Examples shown were post by supporters of senatorial candidates Bong Go, Ronald de la Rosa, Imee Marcos and Sonny Angara.
Smith also said the large majority of the content shared by pages taken down was political in nature. “. In our categorization of content and narratives shared by the network, we found that 46.2 % of the pages shared content explicitly supporting President Duterte as a politician, and the second largest category (27.7%) shared news articles that paint the Duterte administration and the government writ large in a positive light.”
It’s worth noting, however, that most of the pages taken down were created in 2017. The oldest page was created May 2013 and the most recent page on October 24, 2018.
This means that after the 2016 elections Gabunada expanded and strengthened the network he organized during the campaign.
Facebook said “About 3.6 million accounts followed one or more of these Pages, about 1.8 million accounts joined at least one of these Groups and around 5,300 accounts followed one or more of these Instagram accounts.”
Unlike during the campaign when, he said, those were mostly run by volunteers, they seem to be well-funded because Facebook said Gabunada’s network spent $59,000 USD for ads on Facebook “paid for in Philippine peso, Saudi riyal and US dollars. The first ad ran in January 2014 and the most recent ad ran in March 2019.”
In an interview with VERA Files immediately after the 2016 elections, Gabunada, a marketing executive from Davao (he formerly headed ABS-CBN Research and Business Analysis), he said he drew from his experience as an activist in the 80s for the social media network he set up for the Duterte campaign. He said that he was working closely with Leoncio Evasco Jr., former priest who joined the underground communist movement during the Marcos years, later entered politics and was appointed by Duterte as his cabinet secretary in 2016.
Evasco has resigned from the cabinet and is now a candidate for governor in Bohol.
Evasco’s name was mentioned by Smith in her analysis of the posts.
Smith said they examined “Roughly 48,600 words” from recent posts and from the about sections of these 65 pages.
“Analysis of this aggregated text data revealed the main languages of messaging to be English and Filipino, with roughly half of all messaging occurring in each language. Examining triplets of words occurring in this corpus (also known as “trigrams”) lent insight into the main topics of interest for messaging across these pages. The most frequent trigrams in the set nearly all contain Rodrigo Duterte’s name or the names of other current members of the Duterte administration, such as Jun Evasco. Particularly frequent are trigrams wishing happy birthday to President Duterte and Secretary Evasco. Bohol, a city and province in the Philippines due to have local elections in early May, also appears high up in the most frequently used trigrams in the set. Other common topics in this set included Ferdinand Marcos and support for Duterte’s war on drugs,” she said.

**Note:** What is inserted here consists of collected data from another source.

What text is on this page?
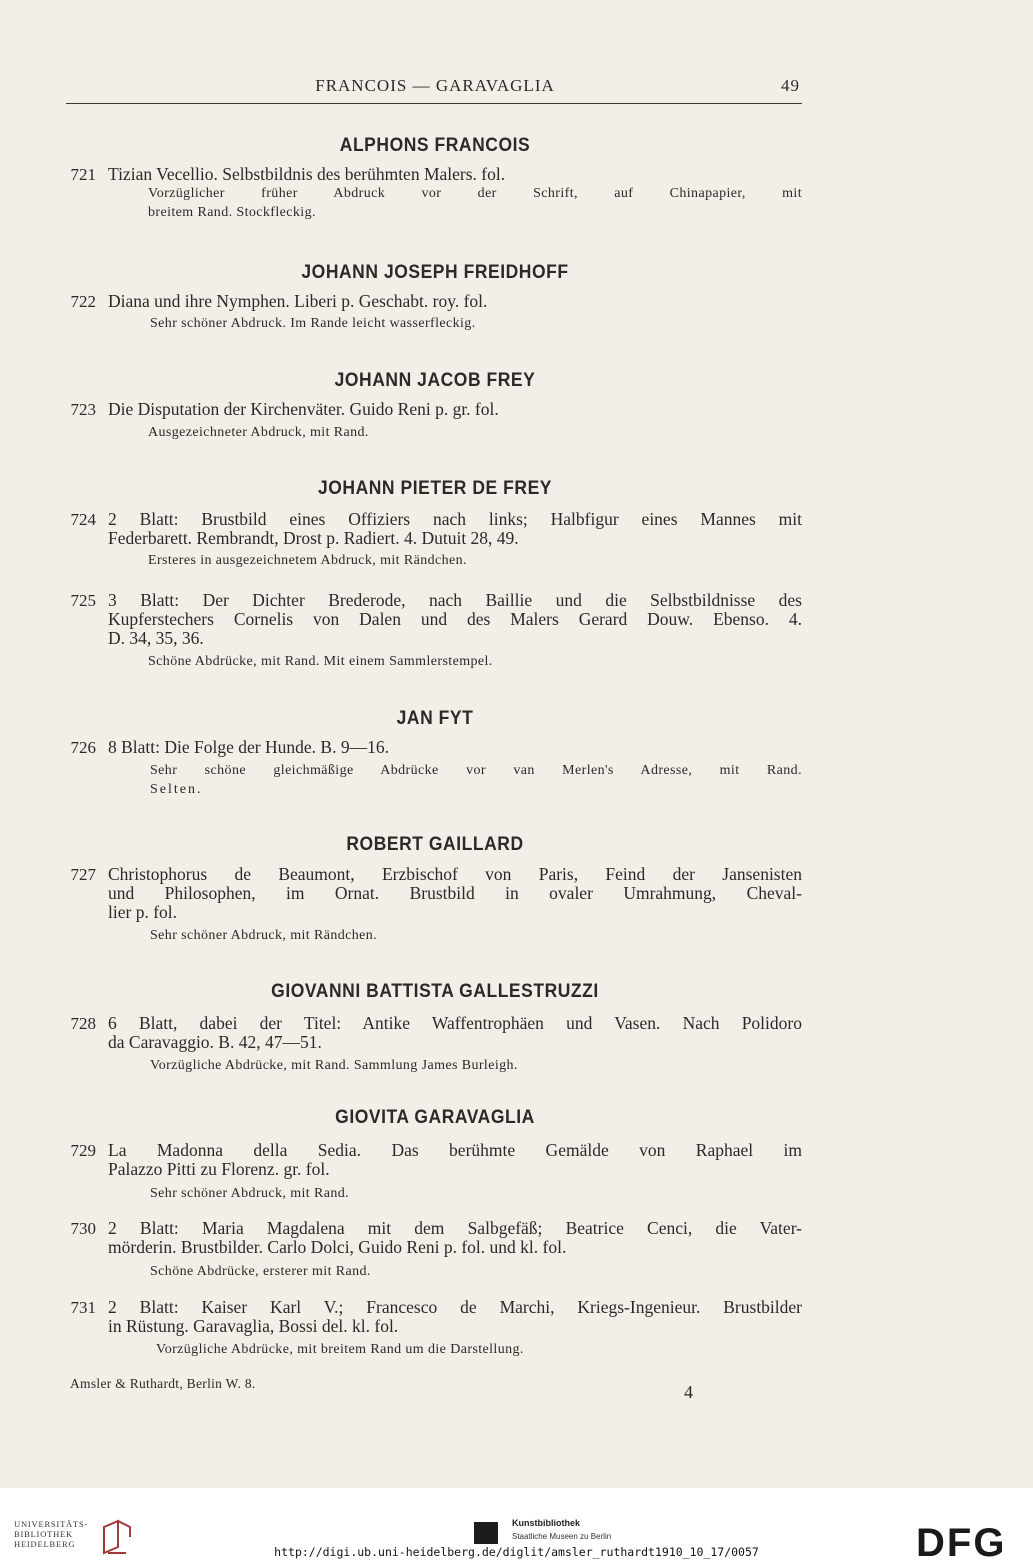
FRANCOIS — GARAVAGLIA	49
ALPHONS FRANCOIS
721 Tizian Vecellio. Selbstbildnis des berühmten Malers. fol.
Vorzüglicher früher Abdruck vor der Schrift, auf Chinapapier, mit
breitem Rand. Stockfleckig.
JOHANN JOSEPH FREIDHOFF
722 Diana und ihre Nymphen. Liberi p. Geschabt. roy. fol.
Sehr schöner Abdruck. Im Rande leicht wasserfleckig.
JOHANN JACOB FREY
723 Die Disputation der Kirchenväter. Guido Reni p. gr. fol.
Ausgezeichneter Abdruck, mit Rand.
JOHANN PIETER DE FREY
724 2 Blatt: Brustbild eines Offiziers nach links; Halbfigur eines Mannes mit
Federbarett. Rembrandt, Drost p. Radiert. 4. Dutuit 28, 49.
Ersteres in ausgezeichnetem Abdruck, mit Rändchen.
725 3 Blatt: Der Dichter Brederode, nach Baillie und die Selbstbildnisse des
Kupferstechers Cornelis von Dalen und des Malers Gerard Douw. Ebenso. 4.
D. 34, 35, 36.
Schöne Abdrücke, mit Rand. Mit einem Sammlerstempel.
JAN FYT
726 8 Blatt: Die Folge der Hunde. B. 9—16.
Sehr schöne gleichmäßige Abdrücke vor van Merlen's Adresse, mit Rand.
Selten.
ROBERT GAILLARD
727 Christophorus de Beaumont, Erzbischof von Paris, Feind der Jansenisten
und Philosophen, im Ornat. Brustbild in ovaler Umrahmung, Cheval-
lier p. fol.
Sehr schöner Abdruck, mit Rändchen.
GIOVANNI BATTISTA GALLESTRUZZI
728 6 Blatt, dabei der Titel: Antike Waffentrophäen und Vasen. Nach Polidoro
da Caravaggio. B. 42, 47—51.
Vorzügliche Abdrücke, mit Rand. Sammlung James Burleigh.
GIOVITA GARAVAGLIA
729 La Madonna della Sedia. Das berühmte Gemälde von Raphael im
Palazzo Pitti zu Florenz. gr. fol.
Sehr schöner Abdruck, mit Rand.
730 2 Blatt: Maria Magdalena mit dem Salbgefäß; Beatrice Cenci, die Vater-
mörderin. Brustbilder. Carlo Dolci, Guido Reni p. fol. und kl. fol.
Schöne Abdrücke, ersterer mit Rand.
731 2 Blatt: Kaiser Karl V.; Francesco de Marchi, Kriegs-Ingenieur. Brustbilder
in Rüstung. Garavaglia, Bossi del. kl. fol.
Vorzügliche Abdrücke, mit breitem Rand um die Darstellung.
Amsler & Ruthardt, Berlin W. 8.	4
UNIVERSITÄTS-
BIBLIOTHEK
HEIDELBERG
Kunstbibliothek
Staatliche Museen zu Berlin	DFG
http://digi.ub.uni-heidelberg.de/diglit/amsler_ruthardt1910_10_17/0057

It’s not all politics, Smith said: “About 12,3% of the pages in this set were seemingly focused on topics other than politics: they primarily include fan pages for Korean actors, models, and popstars, as well as a LeBron James fan page. These pages appeared to be run by administrators in the Philippines and occasionally interweave pro-government news into their timelines. Inspection of the page histories revealed that some of these pages had been repurposed from Duterte support pages.
An example page showed “Suportang James EVER” which was s previously named “Suportang Duterte EVER.”
Reads Smith’s analysis here: https://medium.com/graphika-team/archives-facebook-finds-coordinated-and-inauthentic-behavior-in-the-philippines-suspends-a-set-d02f41f527df.
It’s an amazing network that Gabunada has created and nurtured.